NOTE: There are more recent revisions of this legislation. Read Latest Draft
Bill Title: Residential development: available land.

Spectrum: Partisan Bill (Democrat 3-0)

Status: (Passed) 2019-10-09 - Chaptered by Secretary of State. Chapter 667, Statutes of 2019. [SB6 Detail]

Download: California-2019-SB6-Introduced.html


CALIFORNIA LEGISLATURE— 2019–2020 REGULAR SESSION

Senate Bill No. 6


Introduced by Senators Beall and McGuire

December 03, 2018


An act relating to housing.


LEGISLATIVE COUNSEL'S DIGEST


SB 6, as introduced, Beall. Housing production.
Under existing law, various agencies administer programs to preserve and expand safe and affordable housing opportunities and promote sound community growth throughout the state.
This bill would state the intent of the Legislature to enact legislation that would help encourage housing production throughout the state, including streamlining approval processes, identifying sufficient and adequate sites for housing construction, and penalizing local planning that restricts housing production.
Vote: MAJORITY   Appropriation: NO   Fiscal Committee: NO   Local Program: NO  

The people of the State of California do enact as follows:


SECTION 1.

 The Legislature finds and declares all of the following:
(a) California is in the midst of a serious housing crisis. A major factor in this crisis is the state’s housing shortage. From 1954 to 1989, inclusive, California constructed an average of more than 200,000 new homes annually. Since then, however, construction has dropped significantly. The Department of Housing and Community Development (HCD) estimates that approximately 1.8 million new housing units, 180,000 new homes per year, are needed to meet the state’s projected population and housing growth by 2025. Even when housing production rose in the mid-2000s, it never reached the 180,000 mark, and over the last 10 years construction averaged just 80,000 new homes per year.
(b) California’s housing shortage disproportionally impacts lower income families. According to the National Low Income Housing Coalition, while needs vary by region, California has a statewide surplus of above moderate market rate housing (about 300,000), but suffers a shortfall of about 1.5 million units for extremely low and very low income households (those households at or below 50 percent of area median income).
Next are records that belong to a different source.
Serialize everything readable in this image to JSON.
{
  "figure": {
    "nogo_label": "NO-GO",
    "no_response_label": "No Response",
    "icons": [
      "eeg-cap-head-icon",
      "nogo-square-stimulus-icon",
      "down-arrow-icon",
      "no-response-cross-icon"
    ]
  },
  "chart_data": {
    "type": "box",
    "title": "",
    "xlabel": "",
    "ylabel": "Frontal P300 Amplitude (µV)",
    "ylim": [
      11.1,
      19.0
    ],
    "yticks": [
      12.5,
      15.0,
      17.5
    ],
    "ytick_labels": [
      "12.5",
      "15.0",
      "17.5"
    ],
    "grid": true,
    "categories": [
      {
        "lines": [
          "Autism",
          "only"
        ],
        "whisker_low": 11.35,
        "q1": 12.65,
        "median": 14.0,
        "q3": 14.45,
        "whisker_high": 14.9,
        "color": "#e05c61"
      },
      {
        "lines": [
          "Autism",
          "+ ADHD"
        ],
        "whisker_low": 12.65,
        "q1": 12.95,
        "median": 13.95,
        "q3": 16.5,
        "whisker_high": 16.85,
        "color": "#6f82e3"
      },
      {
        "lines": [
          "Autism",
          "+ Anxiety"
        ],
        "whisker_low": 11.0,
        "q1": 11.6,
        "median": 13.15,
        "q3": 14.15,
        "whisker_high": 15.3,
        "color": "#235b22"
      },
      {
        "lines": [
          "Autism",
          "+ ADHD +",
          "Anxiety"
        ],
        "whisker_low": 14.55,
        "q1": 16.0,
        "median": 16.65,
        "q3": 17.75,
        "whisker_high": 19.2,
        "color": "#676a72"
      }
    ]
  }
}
As a result, HCD estimates that approximately 2.7 million lower income households are rent burdened (meaning they spend at least 30 percent of their income on rent), 1.7 million of which are severely rent burdened (spending at least 50 percent of their income on rent).
(c) The lack of affordable housing also works against the state’s environmental goals, as people “drive until they qualify,” which results in longer commutes to the workplace when people seek housing that they can afford.
(d) While a critical component to an overall solution, funding for housing alone cannot solve the statewide housing crisis. California needs additional subsidized and unsubsidized housing to rein its housing prices in the long term.
(e) A variety of causes have contributed to the lack of housing production. Recent reports by the Legislative Analyst’s Office and others point to local approval processes as a major factor. They argue that local governments control most of the decisions about where, when, and how to build new housing, and those governments are quick to respond to vocal community members that may not want new neighbors. These issues pose challenges to constructing market-rate and affordable housing developments alike.
(f) Therefore, the Legislature intends to enact state-wide policy changes that would help encourage housing production, including streamlining approval processes, identifying sufficient and adequate sites for housing construction, and penalizing local decisionmaking and planning that restricts housing production.